Sobre un amigo se cierne la amenaza cierta de cárcel y multa sólo porque ha decidido no participar en las mesas electorales y aducir una objeción de conciencia porque está en contra del régimen político. En fin, más de lo mismo desde hace siglos.

Y es que mi amigo quiere decidir sobre las cosas y no quiere que le representen porque no quiere que quienes le representan gasten un céntimo en armas y gente armada porque él es pacifista. Y no quiere que quienes le representan hagan de la vivienda un negocio, del trabajador una mercancía, de los cultivos alimentos transgénicos y de los animales esclavos. Decía Thoreau que «ante una ley injusta el lugar para los hombres justos es la prisión». M. P. P.

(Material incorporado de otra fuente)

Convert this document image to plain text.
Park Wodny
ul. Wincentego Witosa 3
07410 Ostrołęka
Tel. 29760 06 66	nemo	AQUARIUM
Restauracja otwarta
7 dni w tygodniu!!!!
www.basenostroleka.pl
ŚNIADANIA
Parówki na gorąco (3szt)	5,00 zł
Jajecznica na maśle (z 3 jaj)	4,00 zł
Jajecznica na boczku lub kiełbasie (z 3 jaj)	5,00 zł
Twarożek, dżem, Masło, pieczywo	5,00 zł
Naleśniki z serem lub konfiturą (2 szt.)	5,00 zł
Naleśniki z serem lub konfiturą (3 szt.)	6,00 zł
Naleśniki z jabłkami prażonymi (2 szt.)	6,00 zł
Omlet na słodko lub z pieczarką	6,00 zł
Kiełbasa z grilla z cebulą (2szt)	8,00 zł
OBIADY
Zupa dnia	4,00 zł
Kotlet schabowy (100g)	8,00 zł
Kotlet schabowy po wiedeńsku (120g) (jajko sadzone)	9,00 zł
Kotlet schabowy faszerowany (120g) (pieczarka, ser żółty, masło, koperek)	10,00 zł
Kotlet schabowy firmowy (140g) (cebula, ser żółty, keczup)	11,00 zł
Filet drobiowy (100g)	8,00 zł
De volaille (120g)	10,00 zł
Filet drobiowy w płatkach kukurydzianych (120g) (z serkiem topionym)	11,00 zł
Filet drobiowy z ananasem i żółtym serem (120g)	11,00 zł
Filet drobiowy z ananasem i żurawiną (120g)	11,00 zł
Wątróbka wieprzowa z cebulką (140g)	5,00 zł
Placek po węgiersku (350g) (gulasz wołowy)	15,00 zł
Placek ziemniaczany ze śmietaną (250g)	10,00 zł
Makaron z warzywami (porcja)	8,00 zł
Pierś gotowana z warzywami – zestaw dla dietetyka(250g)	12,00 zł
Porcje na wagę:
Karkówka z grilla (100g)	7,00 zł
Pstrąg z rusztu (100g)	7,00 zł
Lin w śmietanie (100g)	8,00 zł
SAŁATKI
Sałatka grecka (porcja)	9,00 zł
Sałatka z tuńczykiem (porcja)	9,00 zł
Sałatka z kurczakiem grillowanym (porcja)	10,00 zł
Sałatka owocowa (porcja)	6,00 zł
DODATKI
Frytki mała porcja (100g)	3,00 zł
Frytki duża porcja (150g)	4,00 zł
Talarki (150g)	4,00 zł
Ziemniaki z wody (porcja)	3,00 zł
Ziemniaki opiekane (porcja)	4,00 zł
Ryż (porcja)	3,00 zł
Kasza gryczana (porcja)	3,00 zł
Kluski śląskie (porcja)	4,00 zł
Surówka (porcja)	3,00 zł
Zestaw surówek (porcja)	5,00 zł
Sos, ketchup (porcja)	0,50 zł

Acabo de leer la historia de una madre con un bebé lactante a la que le ha tocado ser suplente de una mesa electoral. Nosotros tenemos un bebé de ocho meses que aún sigue combinando leche materna con biberones. Su madre también ha sido designada presidenta de mesa (no suplente). Presentamos el correspondiente recurso a la Junta Electoral y nos ha sido rechazado sin argumento ni alternativa alguna. Fernando Sánchez Delgado.